Robert Bugugnani s’en est allé

Robert Bugugnani s’en est allé

Publié le jeudi 13 février 2020

Robert Bugugnani s’est paisiblement éteint le 24 décembre dernier.

C’est un personnage marquant de la profession qui a disparu, une personnalité attachante aux talents multiples.

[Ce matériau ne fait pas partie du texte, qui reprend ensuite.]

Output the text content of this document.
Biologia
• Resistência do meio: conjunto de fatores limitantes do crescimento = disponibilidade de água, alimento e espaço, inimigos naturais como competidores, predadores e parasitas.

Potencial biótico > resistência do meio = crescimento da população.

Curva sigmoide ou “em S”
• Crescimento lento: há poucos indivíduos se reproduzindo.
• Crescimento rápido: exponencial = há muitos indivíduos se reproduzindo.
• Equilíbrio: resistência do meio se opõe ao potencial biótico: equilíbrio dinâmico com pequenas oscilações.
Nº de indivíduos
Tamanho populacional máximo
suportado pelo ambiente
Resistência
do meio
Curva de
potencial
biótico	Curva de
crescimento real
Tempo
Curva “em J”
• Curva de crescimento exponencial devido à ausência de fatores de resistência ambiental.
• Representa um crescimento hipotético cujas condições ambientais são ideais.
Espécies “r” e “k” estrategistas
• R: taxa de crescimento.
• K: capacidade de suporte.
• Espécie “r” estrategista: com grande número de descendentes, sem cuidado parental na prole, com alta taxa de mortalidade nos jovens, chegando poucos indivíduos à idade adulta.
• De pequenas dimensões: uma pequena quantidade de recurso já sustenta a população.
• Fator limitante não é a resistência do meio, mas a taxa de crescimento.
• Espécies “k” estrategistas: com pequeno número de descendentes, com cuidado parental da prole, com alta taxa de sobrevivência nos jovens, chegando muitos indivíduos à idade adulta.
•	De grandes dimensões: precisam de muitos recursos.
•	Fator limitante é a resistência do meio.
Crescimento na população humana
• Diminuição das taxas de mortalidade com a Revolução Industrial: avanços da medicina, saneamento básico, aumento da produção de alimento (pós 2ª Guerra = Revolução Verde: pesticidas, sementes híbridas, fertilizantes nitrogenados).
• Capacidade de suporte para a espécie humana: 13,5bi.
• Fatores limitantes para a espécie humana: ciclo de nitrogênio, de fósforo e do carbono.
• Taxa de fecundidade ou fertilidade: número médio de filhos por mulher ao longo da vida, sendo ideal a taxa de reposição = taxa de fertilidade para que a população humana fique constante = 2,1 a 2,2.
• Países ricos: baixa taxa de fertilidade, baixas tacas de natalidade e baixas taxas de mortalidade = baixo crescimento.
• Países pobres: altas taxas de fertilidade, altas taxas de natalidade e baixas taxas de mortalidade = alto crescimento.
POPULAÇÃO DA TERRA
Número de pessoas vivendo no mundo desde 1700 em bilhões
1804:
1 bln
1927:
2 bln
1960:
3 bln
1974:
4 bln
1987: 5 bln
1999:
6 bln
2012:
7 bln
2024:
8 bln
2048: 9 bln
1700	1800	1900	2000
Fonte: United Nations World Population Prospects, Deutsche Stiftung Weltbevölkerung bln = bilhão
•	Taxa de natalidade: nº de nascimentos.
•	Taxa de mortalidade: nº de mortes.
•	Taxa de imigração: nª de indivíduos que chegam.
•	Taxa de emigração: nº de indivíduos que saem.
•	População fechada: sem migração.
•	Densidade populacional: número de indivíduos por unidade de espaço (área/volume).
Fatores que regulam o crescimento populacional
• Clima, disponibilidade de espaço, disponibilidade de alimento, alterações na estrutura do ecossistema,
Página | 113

Auteur prolifique, enseignant et conférencier généreux, il fit le tour de toutes les techniques d’empreintes en prothèse fixée, à l’époque où les élastomères et l’empreinte globale commençaient de s’imposer, alors que demeurait la question de la meilleure méthode pour accéder à la ligne de finition des préparations. « Une usine à gaz, ces coffrages métallo-résineux », plaisantait-il encore récemment dans le rire que déclenchait le souvenir de cette technique.

Parce que, pour ce travailleur acharné, fidèle disciple de Raymond Leibowitch, les choses devaient se faire dans la joie. C’est dans cet état d’esprit, armé de son sens de la formule qu’il montait à la tribune de la SOP.
« Je commence, bien sûr, par une anesthésie à but humanitaire, puis je place un fil ! » : un bon mot, et le public étaient acquis à ce merveilleux communiquant et excellent pédagogue. « Il faut bien déconner un peu, ça détend l’atmosphère », expliquait-il.

Esprit inventif toujours en éveil, clinicien doté d’une grande curiosité, il expérimentait de nouvelles techniques, par exemple celles de reconstitutions fibrées. Il était ensuite capable, face à la contradiction, de défendre son point de vue avec une vigueur des plus convaincantes. « Il est de ces conférenciers qui ont aidé à construire la réputation de la SOP », a coutume de dire Meyer Fitoussi.
Robert avait aussi besoin d’horizons plus larges. Passionné de sports mécaniques, il prit part à deux Paris-Dakar et entreprit maints voyages lointains. Son excellente réputation avait largement dépassé les frontières et il n’avait pu refuser la demande de soins sur place émise par un président africain. Belle aventure !

Après une retraite précoce, il développa une activité de vidéaste et proposa ses services à ses confrères et amis. C’est ainsi qu’il réalisa un film promotionnel sur la SOP.

Robert nourrissait une passion pour l’histoire du Premier Empire. Elle lui venait assurément de ses origines on ne peut plus corses – sa famille venait du petit village de Bugugnano, cela ne s’invente pas ! Elle l’avait mené jusqu’à enfiler un costume de Napoléon pour présenter le film qu’il avait tourné à l’occasion du Jubilé impérial organisé en 2017 par Rueil-Malmaison, où il résidait.

Jusqu’à la fin, Robert fut encore capable de plaisanter et de rire avec son entourage.

Un réconfort que nous partageons dans ce difficile moment.